The Isle of Bouin or Boing (Île de Bouin /fr/) no longer actually exists as it has silted up. It was part of a vast area of marsh located around Bouin, separated from the mainland by the course of the River Dain. The creation of a dyke protecting the Breton Marsh from storm surges resulted in a reclamation of the island that increased the land area inland of the Bay of Bourgneuf.

== History ==
The Isle of Bouin was pillaged and razed by the Vikings in 813 and by the French in 1471 (the town was Breton at the time) during the wars between Brittany and France.

During the Vendée Wars, the island was renamed "Ile Marat" by the revolutionaries in homage to Jean-Paul Marat, assassinated on 13 July 1793.
In the 14th century, the island benefited from island franchises, favourable to the development of contraband. In the 17th century, as on the Île d'Yeu, the islanders grew their own tobacco plants. This clandestine trade became so flourishing that they had to engage in massive importation. Companies trading in fake snuffboxes, involving all layers of island society, were created to regulate the traffic. The boats sailed in flotillas to the north to bring back "good" tobacco, then stored in warehouses.

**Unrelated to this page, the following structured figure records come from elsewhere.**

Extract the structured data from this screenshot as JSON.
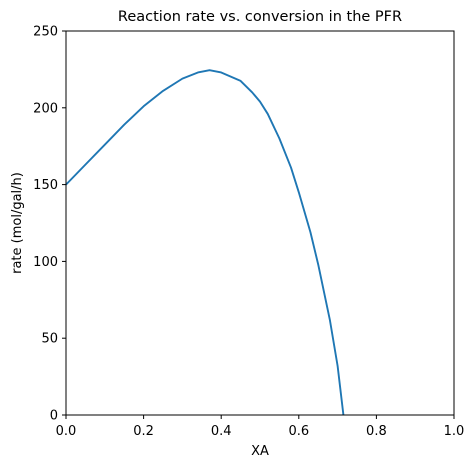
{
  "chart_data": {
    "type": "line",
    "title": "Reaction rate vs. conversion in the PFR",
    "xlabel": "XA",
    "ylabel": "rate (mol/gal/h)",
    "xlim": [
      0,
      1
    ],
    "ylim": [
      0,
      250
    ],
    "grid": false,
    "x_ticks": [
      0.0,
      0.2,
      0.4,
      0.6,
      0.8,
      1.0
    ],
    "x_tick_labels": [
      "0.0",
      "0.2",
      "0.4",
      "0.6",
      "0.8",
      "1.0"
    ],
    "y_ticks": [
      0,
      50,
      100,
      150,
      200,
      250
    ],
    "y_tick_labels": [
      "0",
      "50",
      "100",
      "150",
      "200",
      "250"
    ],
    "colors": {
      "series": "#1f77b4",
      "axes": "#000000"
    },
    "series": [
      {
        "x": [
          0.0,
          0.05,
          0.1,
          0.15,
          0.2,
          0.25,
          0.3,
          0.34,
          0.37,
          0.4,
          0.45,
          0.48,
          0.5,
          0.52,
          0.55,
          0.58,
          0.6,
          0.63,
          0.65,
          0.68,
          0.7,
          0.715
        ],
        "y": [
          150,
          163,
          176,
          189,
          201,
          211,
          219,
          223,
          224.5,
          223,
          217.5,
          210,
          204,
          196,
          180,
          161,
          145,
          119,
          98,
          62,
          32,
          0
        ]
      }
    ]
  }
}
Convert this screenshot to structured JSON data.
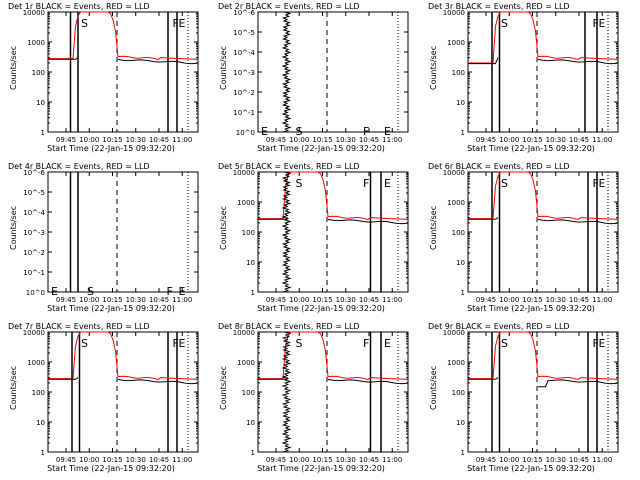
{
  "page": {
    "xlabel": "Start Time (22-Jan-15 09:32:20)",
    "ylabel": "Counts/sec"
  },
  "colors": {
    "events": "#000000",
    "lld": "#ff0000",
    "axes": "#000000"
  },
  "xticks": [
    "09:45",
    "10:00",
    "10:15",
    "10:30",
    "10:45",
    "11:00"
  ],
  "chart_data": [
    {
      "type": "line",
      "title": "Det 1r  BLACK = Events, RED = LLD",
      "scale": "log",
      "ylim": [
        1,
        10000
      ],
      "yticks": [
        "1",
        "10",
        "100",
        "1000",
        "10000"
      ],
      "letters": [
        {
          "t": "S",
          "x": 0.22,
          "yfrac": 0.96
        },
        {
          "t": "F",
          "x": 0.83,
          "yfrac": 0.96
        },
        {
          "t": "E",
          "x": 0.87,
          "yfrac": 0.96
        }
      ],
      "bars": [
        0.15,
        0.2,
        0.8,
        0.86
      ],
      "dashed": 0.46,
      "shape": "A"
    },
    {
      "type": "line",
      "title": "Det 2r  BLACK = Events, RED = LLD",
      "scale": "exp",
      "ylim": [
        1,
        1e-06
      ],
      "yticks": [
        "10^0",
        "10^-1",
        "10^-2",
        "10^-3",
        "10^-4",
        "10^-5",
        "10^-6"
      ],
      "letters": [
        {
          "t": "E",
          "x": 0.02,
          "yfrac": 0.06
        },
        {
          "t": "S",
          "x": 0.25,
          "yfrac": 0.06
        },
        {
          "t": "F",
          "x": 0.7,
          "yfrac": 0.06
        },
        {
          "t": "E",
          "x": 0.84,
          "yfrac": 0.06
        }
      ],
      "bars": [],
      "dashed": 0.46,
      "shape": "noise"
    },
    {
      "type": "line",
      "title": "Det 3r  BLACK = Events, RED = LLD",
      "scale": "log",
      "ylim": [
        1,
        10000
      ],
      "yticks": [
        "1",
        "10",
        "100",
        "1000",
        "10000"
      ],
      "letters": [
        {
          "t": "S",
          "x": 0.22,
          "yfrac": 0.96
        },
        {
          "t": "F",
          "x": 0.83,
          "yfrac": 0.96
        },
        {
          "t": "E",
          "x": 0.87,
          "yfrac": 0.96
        }
      ],
      "bars": [
        0.16,
        0.21,
        0.78,
        0.86
      ],
      "dashed": 0.46,
      "shape": "B"
    },
    {
      "type": "line",
      "title": "Det 4r  BLACK = Events, RED = LLD",
      "scale": "exp",
      "ylim": [
        1,
        1e-06
      ],
      "yticks": [
        "10^0",
        "10^-1",
        "10^-2",
        "10^-3",
        "10^-4",
        "10^-5",
        "10^-6"
      ],
      "letters": [
        {
          "t": "E",
          "x": 0.02,
          "yfrac": 0.06
        },
        {
          "t": "S",
          "x": 0.26,
          "yfrac": 0.06
        },
        {
          "t": "F",
          "x": 0.79,
          "yfrac": 0.06
        },
        {
          "t": "E",
          "x": 0.87,
          "yfrac": 0.06
        }
      ],
      "bars": [
        0.15,
        0.2
      ],
      "dashed": 0.46,
      "shape": "empty"
    },
    {
      "type": "line",
      "title": "Det 5r  BLACK = Events, RED = LLD",
      "scale": "log",
      "ylim": [
        1,
        10000
      ],
      "yticks": [
        "1",
        "10",
        "100",
        "1000",
        "10000"
      ],
      "letters": [
        {
          "t": "S",
          "x": 0.25,
          "yfrac": 0.96
        },
        {
          "t": "F",
          "x": 0.7,
          "yfrac": 0.96
        },
        {
          "t": "E",
          "x": 0.84,
          "yfrac": 0.96
        }
      ],
      "bars": [
        0.75,
        0.82
      ],
      "dashed": 0.46,
      "shape": "Anoise"
    },
    {
      "type": "line",
      "title": "Det 6r  BLACK = Events, RED = LLD",
      "scale": "log",
      "ylim": [
        1,
        10000
      ],
      "yticks": [
        "1",
        "10",
        "100",
        "1000",
        "10000"
      ],
      "letters": [
        {
          "t": "S",
          "x": 0.22,
          "yfrac": 0.96
        },
        {
          "t": "F",
          "x": 0.83,
          "yfrac": 0.96
        },
        {
          "t": "E",
          "x": 0.87,
          "yfrac": 0.96
        }
      ],
      "bars": [
        0.16,
        0.21,
        0.8,
        0.86
      ],
      "dashed": 0.46,
      "shape": "A"
    },
    {
      "type": "line",
      "title": "Det 7r  BLACK = Events, RED = LLD",
      "scale": "log",
      "ylim": [
        1,
        10000
      ],
      "yticks": [
        "1",
        "10",
        "100",
        "1000",
        "10000"
      ],
      "letters": [
        {
          "t": "S",
          "x": 0.22,
          "yfrac": 0.96
        },
        {
          "t": "F",
          "x": 0.83,
          "yfrac": 0.96
        },
        {
          "t": "E",
          "x": 0.87,
          "yfrac": 0.96
        }
      ],
      "bars": [
        0.16,
        0.21,
        0.8,
        0.86
      ],
      "dashed": 0.46,
      "shape": "A"
    },
    {
      "type": "line",
      "title": "Det 8r  BLACK = Events, RED = LLD",
      "scale": "log",
      "ylim": [
        1,
        10000
      ],
      "yticks": [
        "1",
        "10",
        "100",
        "1000",
        "10000"
      ],
      "letters": [
        {
          "t": "S",
          "x": 0.25,
          "yfrac": 0.96
        },
        {
          "t": "F",
          "x": 0.7,
          "yfrac": 0.96
        },
        {
          "t": "E",
          "x": 0.84,
          "yfrac": 0.96
        }
      ],
      "bars": [
        0.75,
        0.82
      ],
      "dashed": 0.46,
      "shape": "Anoise"
    },
    {
      "type": "line",
      "title": "Det 9r  BLACK = Events, RED = LLD",
      "scale": "log",
      "ylim": [
        1,
        10000
      ],
      "yticks": [
        "1",
        "10",
        "100",
        "1000",
        "10000"
      ],
      "letters": [
        {
          "t": "S",
          "x": 0.22,
          "yfrac": 0.96
        },
        {
          "t": "F",
          "x": 0.83,
          "yfrac": 0.96
        },
        {
          "t": "E",
          "x": 0.87,
          "yfrac": 0.96
        }
      ],
      "bars": [
        0.16,
        0.21,
        0.8,
        0.86
      ],
      "dashed": 0.46,
      "shape": "C"
    }
  ]
}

Before 1789, Bouin was part of the Bishopric of Nantes. Politically, it belonged to the Marche de Bretagne, therefore came under both Poitou and Brittany. In 1789, its representatives asked, in vain, that it be attached to the department of Loire-Inferior, with Nantes as its capital.

The place is cited as the southern limit of Brittany in the 1843 edition of the Historical and geographical dictionary of Brittany.